The hope was this year might be the biggest on record. The fires, unexpectedly, put Kangaroo Island on the map and created an enormous amount of goodwill from people who wanted to help. Even as the embers smouldered, tour operators reworked their offerings to focus on bushfire ecology or advertise destinations that were off the usual tourist trail. With the pandemic, their bookings evaporated.
“We had to go into lockdown,” says Jon Lark. “The medical service here has one ventilator and one ICU. If Covid hit us, we were fucked.”
Lark and his wife, Sarah, are the owners of award-winning boutique gin distillery KI Spirits, which operates a cellar door 10 minutes outside Kingscote. The 58-year-old says the past six months hit the island like a one-two punch.
“I don’t have any shame in saying that I felt extremely guilty and extremely anxious because of what we’ve all been through,” Lark says. “We feel guilty because we didn’t lose anything. And I say that because I wasn’t out there fighting fires like some of my staff. Some of them lost homes and businesses.”

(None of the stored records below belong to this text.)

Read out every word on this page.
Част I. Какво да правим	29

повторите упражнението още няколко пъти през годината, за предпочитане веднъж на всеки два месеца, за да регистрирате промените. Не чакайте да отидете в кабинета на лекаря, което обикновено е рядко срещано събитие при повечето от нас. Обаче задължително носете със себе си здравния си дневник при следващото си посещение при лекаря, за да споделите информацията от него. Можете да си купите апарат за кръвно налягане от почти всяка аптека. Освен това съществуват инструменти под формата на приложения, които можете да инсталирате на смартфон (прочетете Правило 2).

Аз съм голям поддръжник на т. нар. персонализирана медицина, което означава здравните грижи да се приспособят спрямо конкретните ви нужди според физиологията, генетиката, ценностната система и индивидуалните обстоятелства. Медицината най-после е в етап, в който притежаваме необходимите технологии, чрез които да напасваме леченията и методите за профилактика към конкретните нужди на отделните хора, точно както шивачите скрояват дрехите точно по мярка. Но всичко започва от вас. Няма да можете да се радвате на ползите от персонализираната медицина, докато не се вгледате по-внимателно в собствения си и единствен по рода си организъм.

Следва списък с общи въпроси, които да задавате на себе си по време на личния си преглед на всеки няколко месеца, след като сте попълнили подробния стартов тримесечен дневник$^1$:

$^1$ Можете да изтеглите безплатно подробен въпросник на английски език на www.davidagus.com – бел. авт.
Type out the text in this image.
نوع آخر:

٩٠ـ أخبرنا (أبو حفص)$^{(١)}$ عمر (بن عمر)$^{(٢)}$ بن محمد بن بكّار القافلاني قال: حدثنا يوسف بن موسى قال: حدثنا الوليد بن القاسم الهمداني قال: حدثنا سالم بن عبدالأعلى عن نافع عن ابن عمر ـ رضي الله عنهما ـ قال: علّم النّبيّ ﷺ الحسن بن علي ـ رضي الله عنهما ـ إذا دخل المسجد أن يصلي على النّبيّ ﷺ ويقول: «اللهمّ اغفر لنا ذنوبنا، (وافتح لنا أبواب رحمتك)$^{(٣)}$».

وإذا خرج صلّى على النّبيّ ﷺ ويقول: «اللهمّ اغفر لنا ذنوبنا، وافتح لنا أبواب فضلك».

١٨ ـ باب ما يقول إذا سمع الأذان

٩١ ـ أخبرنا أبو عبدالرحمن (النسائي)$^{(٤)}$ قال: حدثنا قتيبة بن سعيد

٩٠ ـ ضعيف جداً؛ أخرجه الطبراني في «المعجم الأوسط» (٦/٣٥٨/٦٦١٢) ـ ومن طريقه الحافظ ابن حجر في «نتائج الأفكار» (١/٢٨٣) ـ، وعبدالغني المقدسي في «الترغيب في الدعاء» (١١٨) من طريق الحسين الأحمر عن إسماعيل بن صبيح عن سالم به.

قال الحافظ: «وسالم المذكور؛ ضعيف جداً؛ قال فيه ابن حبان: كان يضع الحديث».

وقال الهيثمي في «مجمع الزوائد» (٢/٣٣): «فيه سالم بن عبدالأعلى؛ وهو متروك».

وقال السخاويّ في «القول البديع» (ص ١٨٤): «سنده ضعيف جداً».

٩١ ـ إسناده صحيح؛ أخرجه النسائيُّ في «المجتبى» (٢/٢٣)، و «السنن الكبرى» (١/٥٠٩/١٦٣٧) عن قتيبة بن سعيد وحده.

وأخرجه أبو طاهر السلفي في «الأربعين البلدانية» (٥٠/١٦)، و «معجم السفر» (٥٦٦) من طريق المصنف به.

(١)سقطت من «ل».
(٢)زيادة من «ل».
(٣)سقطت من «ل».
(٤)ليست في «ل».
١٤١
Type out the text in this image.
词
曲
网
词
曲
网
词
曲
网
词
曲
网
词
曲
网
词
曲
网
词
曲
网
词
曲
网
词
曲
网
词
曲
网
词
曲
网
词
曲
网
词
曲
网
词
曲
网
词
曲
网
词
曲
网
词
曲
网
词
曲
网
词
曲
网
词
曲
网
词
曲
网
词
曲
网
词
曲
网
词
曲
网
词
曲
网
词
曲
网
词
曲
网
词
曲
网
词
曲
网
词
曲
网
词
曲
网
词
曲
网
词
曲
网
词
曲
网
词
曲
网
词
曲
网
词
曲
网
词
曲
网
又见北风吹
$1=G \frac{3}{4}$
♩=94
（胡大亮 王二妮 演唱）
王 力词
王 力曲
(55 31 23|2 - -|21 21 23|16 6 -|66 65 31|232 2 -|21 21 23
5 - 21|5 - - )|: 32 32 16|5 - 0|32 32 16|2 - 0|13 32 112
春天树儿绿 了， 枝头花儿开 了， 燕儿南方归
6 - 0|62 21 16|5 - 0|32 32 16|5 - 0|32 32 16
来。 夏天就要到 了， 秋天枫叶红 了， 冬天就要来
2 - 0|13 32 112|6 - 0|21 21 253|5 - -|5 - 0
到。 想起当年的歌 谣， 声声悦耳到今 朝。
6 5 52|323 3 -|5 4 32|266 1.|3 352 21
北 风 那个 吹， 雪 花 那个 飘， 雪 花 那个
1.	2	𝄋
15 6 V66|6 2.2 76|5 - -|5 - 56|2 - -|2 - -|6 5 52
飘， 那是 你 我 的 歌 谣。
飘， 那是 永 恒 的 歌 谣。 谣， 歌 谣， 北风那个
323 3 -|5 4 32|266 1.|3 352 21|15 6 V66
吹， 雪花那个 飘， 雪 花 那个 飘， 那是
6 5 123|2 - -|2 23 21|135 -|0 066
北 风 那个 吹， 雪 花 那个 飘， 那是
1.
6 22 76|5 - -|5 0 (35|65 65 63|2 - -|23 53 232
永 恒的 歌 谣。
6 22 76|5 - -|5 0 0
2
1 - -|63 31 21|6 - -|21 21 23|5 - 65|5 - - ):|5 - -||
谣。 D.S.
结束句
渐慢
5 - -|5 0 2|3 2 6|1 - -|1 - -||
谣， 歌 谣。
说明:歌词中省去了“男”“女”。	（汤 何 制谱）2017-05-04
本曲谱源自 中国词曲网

“And it’s the same right now for tour operators. We’re doing OK, but others? Last Saturday we did a tasting for World Gin Day in Tokyo by video. You can’t run a tour or serve a meal over the internet.”
It won’t be easy, Lark says, but the island will make it through. Those in the tourism business are watching as interstate travel begins to open back up and authorities talk about setting up intra-regional flights to places like New Zealand.
Lark, like others, knows the future is not without risk. Winter is coming, which means the waters are already growing too choppy for the ferry to run. Each year there are roughly 50 days where there is no ferry at all, and air service has been patchy. Even before the pandemic, Rex Airlines cut the route to Kangaroo Island in February and only recently announced it would return services on 6 July.
Then there is the possibility another catastrophic bushfire or a second wave of Covid-19 may flare in the rush to reopen borders and reboot the national economy. All it would take, Lark says, is a group of careless tourists and they’d be right back where they were.
“You know, a while ago I made up some whisky and it’s about ready,” he says. “I said to my staff that if another fire happens again, we’re going to load up the whisky and we’ll all get the hell out of here.